Suspecting that trouble was right around the corner, Crown just cut ties with all junket operators in an attempt to appease gambling regulators in Australia. However, it was too little, way too late, and the company will now have to wait to see what happens with the still-ongoing inquiry. At the center of the long-running investigation, Crown has been accused of turning a blind eye to real and perceived money laundering, which has now been confirmed by the company’s lawyers. They admitted that two bank accounts controlled by Crown were used to launder money gained through criminal activity, according to The Sydney Morning Herald.
In denying Crown’s request to introduce gaming to the new property in Barangaroo, a decision that was made during an emergency meeting by the ILGA today, Crawford explained that he was disappointed that Crown didn’t proactively volunteer to put off the venue’s opening in light of the ongoing investigation and added that there were too many question marks surrounding the company’s activities. He explained, “We’re talking about – potentially – drugs, we’re talking about child sexual exploitation, we’re talking about people trafficking and we’re talking about financing terrorism.”

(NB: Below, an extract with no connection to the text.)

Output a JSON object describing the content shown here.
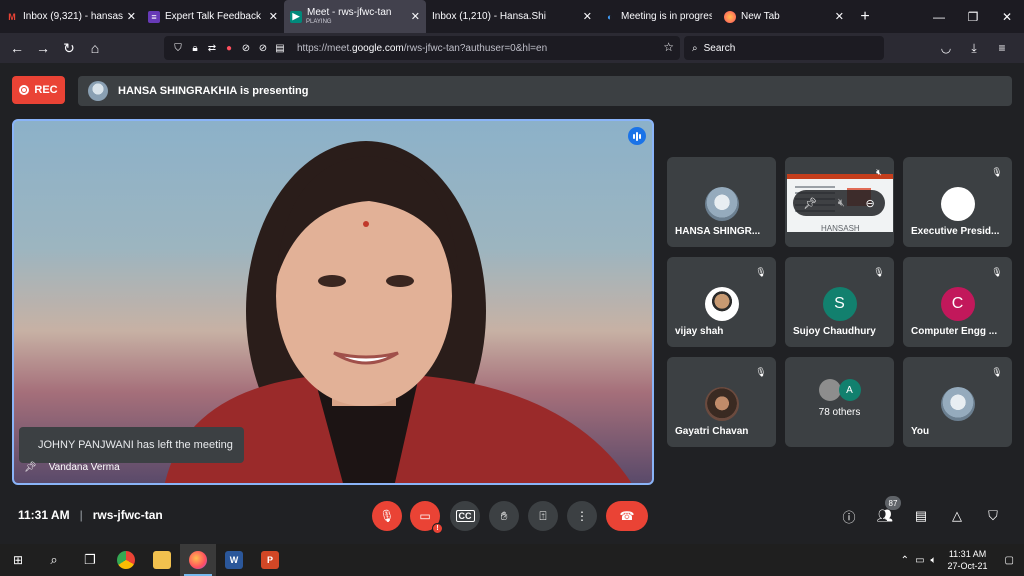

As a result, Crown will have to remain in a holding pattern until next February. That’s the deadline for Commissioner Patricia Bergin to provide her final decision on Crown’s fate and, if her comments during this week’s meeting are any indication, the future doesn’t look very bright for the long-standing, and once respected, casino operator. She showed a great deal of concern over the company’s ability to engage in above-board operations on several levels, and the fact that Crown’s legal team tried to come clean about the alleged money laundering, after having a year to own up to its shortcomings, incensed her even more. The lack of proper legal guidance was of “very serious concern” and is “the face of an inquiry – the seriousness of it cannot be understated,” stated Bergin. She added, “It is a most serious development.”
Ahead of the ILGA’s ruling, Crown had already suspended its trading on the Australian Securities Exchange. It still plans on opening the new Barangaroo property next month, but will do so without any gaming options. The company explained in a statement, “Crown will focus on opening the non-gaming operations at Crown Sydney, in consultation with ILGA, in the absence of the commencement of gaming operations.”